MAIN OUTCOME MEASURE:
- Demonstrate noninferior change in BCVA from baseline in response to intravitreal brolucizumab compared to intravitreal aflibercept.
- 1078 patients (HAWK) and 739 patients (HARRIER) with treatment-naïve nAMD.
- Participants were followed at 4-week intervals through week 96.
- A similar proportion of patients receiving brolucizumab 3 mg, brolucizumab 6 mg, and aflibercept 2 mg injections completed study treatment up to week 96.
- At 96 weeks, the mean change in BCVA from baseline was a gain of 5.6 ETDRS letters for brolucizumab 3 mg, 5.9 letters for brolucizumab 6 mg, and 5.3 letters for aflibercept 2 mg in HAWK; in HARRIER, the gain was 6.1 letters for brolucizumab 6 mg, and 6.6 letters for aflibercept 2 mg.
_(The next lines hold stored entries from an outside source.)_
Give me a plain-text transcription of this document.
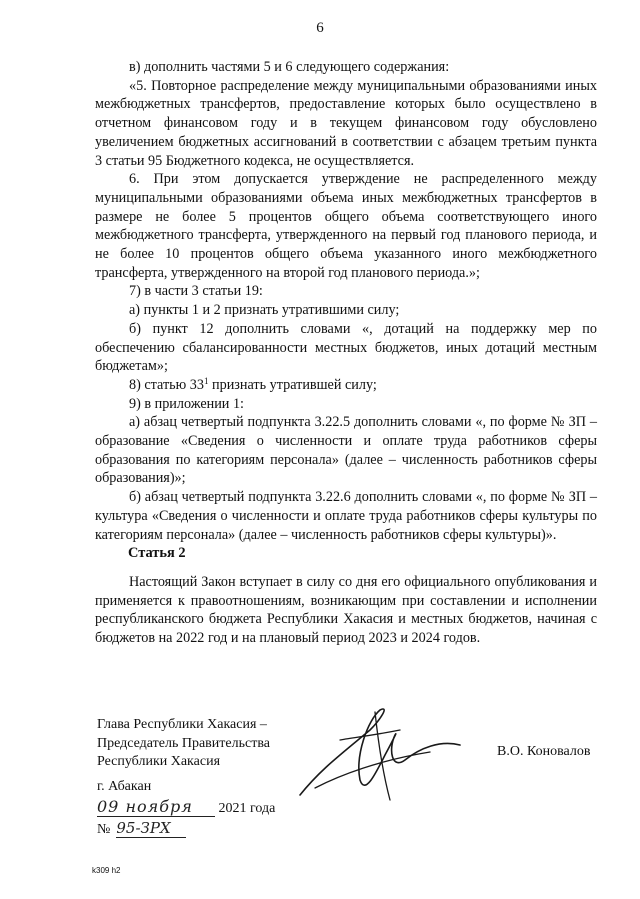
6

в) дополнить частями 5 и 6 следующего содержания:

«5. Повторное распределение между муниципальными образованиями иных межбюджетных трансфертов, предоставление которых было осуществлено в отчетном финансовом году и в текущем финансовом году обусловлено увеличением бюджетных ассигнований в соответствии с абзацем третьим пункта 3 статьи 95 Бюджетного кодекса, не осуществляется.

6. При этом допускается утверждение не распределенного между муниципальными образованиями объема иных межбюджетных трансфертов в размере не более 5 процентов общего объема соответствующего иного межбюджетного трансферта, утвержденного на первый год планового периода, и не более 10 процентов общего объема указанного иного межбюджетного трансферта, утвержденного на второй год планового периода.»;

7) в части 3 статьи 19:

а) пункты 1 и 2 признать утратившими силу;

б) пункт 12 дополнить словами «, дотаций на поддержку мер по обеспечению сбалансированности местных бюджетов, иных дотаций местным бюджетам»;

8) статью $33^1$ признать утратившей силу;

9) в приложении 1:

а) абзац четвертый подпункта 3.22.5 дополнить словами «, по форме № ЗП – образование «Сведения о численности и оплате труда работников сферы образования по категориям персонала» (далее – численность работников сферы образования)»;

б) абзац четвертый подпункта 3.22.6 дополнить словами «, по форме № ЗП – культура «Сведения о численности и оплате труда работников сферы культуры по категориям персонала» (далее – численность работников сферы культуры)».

Статья 2
Настоящий Закон вступает в силу со дня его официального опубликования и применяется к правоотношениям, возникающим при составлении и исполнении республиканского бюджета Республики Хакасия и местных бюджетов, начиная с бюджетов на 2022 год и на плановый период 2023 и 2024 годов.
Глава Республики Хакасия –
Председатель Правительства
Республики Хакасия
В.О. Коновалов
г. Абакан
09 ноября 2021 года
№ 95-ЗРХ
k309 h2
These results demonstrate a noninferior mean change in BCVA amongst the brolucizumab group compared with the aflibercept group.
- In both HAWK and HARRIER, eyes treated with brolucizumab had greater central subfield thickness reductions and decreased proportion of ongoing intraretinal or subretinal fluid compared with eyes treated with aflibercept at 96 weeks.
- In HAWK and HARRIER, 45% and 39% of patients receiving brolucizumab 6 mg, respectively, were successfully maintained on the 12-week treatment regimen through week 92.
- The most common reported adverse event was conjunctival hemorrhage for brolucizumab 3 mg (11%), brolucizumab 6 mg (8%), and aflibercept 2 mg (9%) in HAWK; and reduced visual acuity for brolucizumab 6 mg (9%) and cataract for aflibercept 2 mg (12%) in HARRIER.
- Overall rates of adverse events was similar between brolucizumab and aflibercept treated eyes except for higher rates of intraocular inflammation (IOI), including iritis and uveitis, in eyes treated with brolucizumab (5%) compared with aflibercept (1%). The rate for IOI in HARRIER was <1% for both brolucizumab and aflibercept groups. Post hoc analyses of HAWK and HARRIER clinical trials by Monés et al. (Ophthalmology, 2020) found an incidence of 5% of IOI, 3% of IOI with vasculitis, and 2% of IOI with vasculitis and occlusion in brolucizumab treated eyes (compared with 1% incidence of IOI in aflibercept-treated eyes).
- In pooled HAWK and HARRIER analyses, about half of all IOI events occurred within the first 12 weeks of treatment in both brolucizumab and aflibercept treated eyes.
- A case series published by Baumal et al. (Ophthalmology, 2020) evaluated features of 15 eyes from 12 patients with evidence of IOI or retinal vasculitis following treatment with intravitreal brolucizumab 6 mg. All eyes had IOI with varying findings including segmental sheathing and discontinuity of both small and large retinal arteries, sclerosis of arteries, cotton-wool spots, and focal phlebitis. Fluorescein angiography (FA) demonstrated delayed retinal arterial filling, retinal vascular nonperfusion, and dye leakage from affected areas. Mean VA was reduced from a baseline of 0.426 logMAR (Snellen equivalent 20/53) to 0.833 logMAR (Snellen equivalent 20/136) after a mean follow-up of 25 days.
- A subsequent article by Baumal et al. (Ophthalmology Retina, 2020) provides recommendations for managing IOI, retinal vasculitis, and retinal occlusion following treatment with intravitreal brolucizumab, including early patient education regarding potential signs of IOI and use of multimodal imaging to assist in confirming the diagnosis (OCT, FA, widefield imaging). This article recommends immediate discontinuation of brolucizumab therapy and initiation of potent corticosteroids for confirmed IOI.
- In these randomized clinical trials, intravitreal brolucizumab was shown to be noninferior to intravitreal aflibercept for the treatment of vision loss from neovascularization in AMD. Nearly one-half of patients treated with brolucizumab were successfully maintained on a 12-week dosing interval, decreasing their burden of treatment. While brolucizumab was tolerated well with similar rates of adverse events compared with intravitreal aflibercept, patients treated with brolucizumab may be at increased risk of IOI, retinal vasculitis, and retinal occlusion; these patients should be monitored closely for these events, especially within the first few months of treatment.